Quant aux pensées nourries d’ambition, elles complotent d’impossibles prodiges, comme de prétendre, à l’aide de ces pauvres ongles sans force, se frayer un passage à travers les flancs rocheux de ce dur monde, les murs bourrus de ma prison, et, n’y parvenant point, meurent dans leur orgueil.

Celles qui visent à la sérénité persuadent les hommes qu’ils ne sont pas les premiers galériens de la fortune, ni n’en seront les derniers, comme ces malheureux au pilori, qui offrent niaisement ce refuge à leur honte que beaucoup y ont été, que d’autres encore y viendront, et trouvent dans cette pensée une manière de soulas, du fait qu’ils mettent leurs propres infortunes sur le dos de leurs prédécesseurs en ladite peine.

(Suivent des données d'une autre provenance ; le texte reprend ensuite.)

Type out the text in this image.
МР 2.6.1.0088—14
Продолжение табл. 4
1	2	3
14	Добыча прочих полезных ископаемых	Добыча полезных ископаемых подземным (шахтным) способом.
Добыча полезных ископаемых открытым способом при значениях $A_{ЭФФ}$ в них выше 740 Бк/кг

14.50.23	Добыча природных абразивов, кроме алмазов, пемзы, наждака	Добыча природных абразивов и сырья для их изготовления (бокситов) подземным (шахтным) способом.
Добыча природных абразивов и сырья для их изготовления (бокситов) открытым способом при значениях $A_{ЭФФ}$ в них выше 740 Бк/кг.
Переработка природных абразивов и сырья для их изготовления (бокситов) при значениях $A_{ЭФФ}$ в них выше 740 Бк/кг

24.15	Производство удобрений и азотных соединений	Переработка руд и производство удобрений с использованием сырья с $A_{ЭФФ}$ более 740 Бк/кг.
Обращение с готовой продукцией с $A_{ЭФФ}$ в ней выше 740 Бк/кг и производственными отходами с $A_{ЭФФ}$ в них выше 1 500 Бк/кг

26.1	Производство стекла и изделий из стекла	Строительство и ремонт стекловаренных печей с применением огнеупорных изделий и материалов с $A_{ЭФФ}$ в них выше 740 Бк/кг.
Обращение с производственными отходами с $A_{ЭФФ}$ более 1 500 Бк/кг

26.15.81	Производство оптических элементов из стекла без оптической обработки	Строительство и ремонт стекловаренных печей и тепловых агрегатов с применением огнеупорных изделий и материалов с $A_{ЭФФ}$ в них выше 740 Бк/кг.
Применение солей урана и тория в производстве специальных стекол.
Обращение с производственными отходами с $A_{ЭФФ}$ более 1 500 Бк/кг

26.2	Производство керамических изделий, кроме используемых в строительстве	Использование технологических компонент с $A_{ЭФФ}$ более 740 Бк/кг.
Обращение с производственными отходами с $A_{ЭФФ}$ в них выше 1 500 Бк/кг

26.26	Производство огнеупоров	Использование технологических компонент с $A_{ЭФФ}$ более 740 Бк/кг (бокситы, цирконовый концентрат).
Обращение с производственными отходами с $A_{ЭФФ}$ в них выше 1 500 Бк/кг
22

Je joue ainsi à moi tout seul maints personnages dont aucun n’est content: quelquefois je suis roi, alors des trahisons me font souhaiter d’être un mendiant, et mendiant me voilà; sur quoi l’accablement de la misère me persuade que j’étais mieux quand j’étais roi; et roi je redeviens, pour bientôt m’aviser que Bolingbroke me détrône, et retomber à rien…

Mais quoi que je puisse être, ni moi-même ni aucun homme qui n’est qu’homme ne saurions trouver contentement en rien, hormis dans le soulagement même de n’être rien… »

( Shakespeare, Richard II, cité par Zizek, Lacan & ses partenaires silencieux, Nous, 2012, p.22 )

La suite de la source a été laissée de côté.